Le guerre che si sono spostate fuori dai confini dell’Unione sono un esempio. La violenza degli attacchi a un modo di vivere e pensare europeo (anche da parte di ex paesi membri) sono una dimostrazione che questa idea di futuro disturba altri.
In conclusione
Le regole vengono scritte dai rappresentanti dei cittadini europei, vengono scritte dai filosofi, dai poeti, dai ricercatori, dai comitati, dai votanti ai referendum, da chi partecipa ai sondaggi, dalle categorie sociali ed economiche che si presentano a Bruxelles in buona e cattiva fede, dai parlamenti e dai governi dei singoli stati.

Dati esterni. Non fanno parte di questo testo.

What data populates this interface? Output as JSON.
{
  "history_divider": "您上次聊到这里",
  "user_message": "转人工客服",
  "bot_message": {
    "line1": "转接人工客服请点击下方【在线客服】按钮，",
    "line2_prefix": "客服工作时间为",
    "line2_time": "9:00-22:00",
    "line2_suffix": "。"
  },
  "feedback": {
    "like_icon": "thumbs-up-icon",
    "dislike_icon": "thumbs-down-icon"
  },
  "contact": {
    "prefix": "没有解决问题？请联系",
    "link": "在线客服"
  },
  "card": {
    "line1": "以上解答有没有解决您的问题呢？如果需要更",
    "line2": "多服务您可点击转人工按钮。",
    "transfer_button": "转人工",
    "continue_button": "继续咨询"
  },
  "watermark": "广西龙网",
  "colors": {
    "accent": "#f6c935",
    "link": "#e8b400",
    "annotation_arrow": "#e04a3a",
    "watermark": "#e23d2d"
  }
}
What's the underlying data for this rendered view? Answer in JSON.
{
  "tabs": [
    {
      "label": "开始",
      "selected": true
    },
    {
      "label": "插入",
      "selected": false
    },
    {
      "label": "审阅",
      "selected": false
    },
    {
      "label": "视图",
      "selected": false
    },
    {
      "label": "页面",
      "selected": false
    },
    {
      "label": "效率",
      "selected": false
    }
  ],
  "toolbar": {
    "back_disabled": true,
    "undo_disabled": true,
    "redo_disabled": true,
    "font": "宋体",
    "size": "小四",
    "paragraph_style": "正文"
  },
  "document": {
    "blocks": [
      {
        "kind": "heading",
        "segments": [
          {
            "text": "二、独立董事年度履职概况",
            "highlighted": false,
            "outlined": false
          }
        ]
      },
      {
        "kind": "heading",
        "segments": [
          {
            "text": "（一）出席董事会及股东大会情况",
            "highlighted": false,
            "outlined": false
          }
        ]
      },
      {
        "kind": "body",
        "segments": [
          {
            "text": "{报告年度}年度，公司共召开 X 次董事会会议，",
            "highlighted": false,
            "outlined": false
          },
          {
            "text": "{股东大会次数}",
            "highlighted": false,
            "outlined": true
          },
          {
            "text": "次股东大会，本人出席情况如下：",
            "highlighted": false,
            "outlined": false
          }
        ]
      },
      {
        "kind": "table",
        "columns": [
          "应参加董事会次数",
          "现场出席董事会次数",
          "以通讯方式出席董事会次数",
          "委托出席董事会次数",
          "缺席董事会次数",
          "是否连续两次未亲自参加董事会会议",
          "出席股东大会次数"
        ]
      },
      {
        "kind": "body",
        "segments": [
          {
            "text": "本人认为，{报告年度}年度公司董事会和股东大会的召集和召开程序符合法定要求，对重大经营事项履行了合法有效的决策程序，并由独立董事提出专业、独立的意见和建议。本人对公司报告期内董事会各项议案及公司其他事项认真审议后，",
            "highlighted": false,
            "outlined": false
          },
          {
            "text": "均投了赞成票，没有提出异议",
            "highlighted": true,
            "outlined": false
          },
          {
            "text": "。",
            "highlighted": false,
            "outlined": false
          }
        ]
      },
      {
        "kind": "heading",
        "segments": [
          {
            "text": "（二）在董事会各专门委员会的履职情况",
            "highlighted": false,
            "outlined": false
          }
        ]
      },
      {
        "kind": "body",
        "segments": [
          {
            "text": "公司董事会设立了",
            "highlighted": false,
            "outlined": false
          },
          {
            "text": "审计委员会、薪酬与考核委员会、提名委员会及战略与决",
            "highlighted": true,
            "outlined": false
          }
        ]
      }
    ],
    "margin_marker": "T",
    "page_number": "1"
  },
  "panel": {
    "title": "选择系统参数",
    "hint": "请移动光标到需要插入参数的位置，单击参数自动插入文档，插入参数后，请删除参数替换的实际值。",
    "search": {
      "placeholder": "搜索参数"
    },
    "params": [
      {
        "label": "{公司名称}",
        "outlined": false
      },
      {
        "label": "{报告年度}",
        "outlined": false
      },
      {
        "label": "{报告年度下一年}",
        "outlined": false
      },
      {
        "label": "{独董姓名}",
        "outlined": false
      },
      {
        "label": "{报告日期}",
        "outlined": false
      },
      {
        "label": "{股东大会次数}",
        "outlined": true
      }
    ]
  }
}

Lo sappiamo, è un progetto complesso, è un processo complicato. Inefficiente. A tratti involuto e forse non funziona come potrebbe o come dovrebbe. Però è questo il processo partecipato che sta disegnando anche le regole per le AI. Questo il processo europeo che, unico sul pianeta, sta lavorando a delle idee per contenere la tecnologia e salvaguardare la dignità delle persone.
Dove trovate questo tipo di percorso e di volontà? Nella Silicon Valley? A Pechino? Tra Mosca e Dubai? No, la strada che stiamo percorrendo qui in Europa è complessa, strana ma tutta nostra. Ed è un percorso iniziato, vale la pena ricordarlo, dopo due guerre mondiali e secoli di orrori sia locali che esportati in tutto il mondo con il colonialismo e la schiavitù.
Colpe storiche a cui l’Europa sta cercando di rispondere in questo periodo con un’idea di futuro diverso, che passa dalle regole che proteggono le persone. Non è perfetta, ma non se ne vedono altre all’orizzonte. Di certo non migliori, ma neanche simili.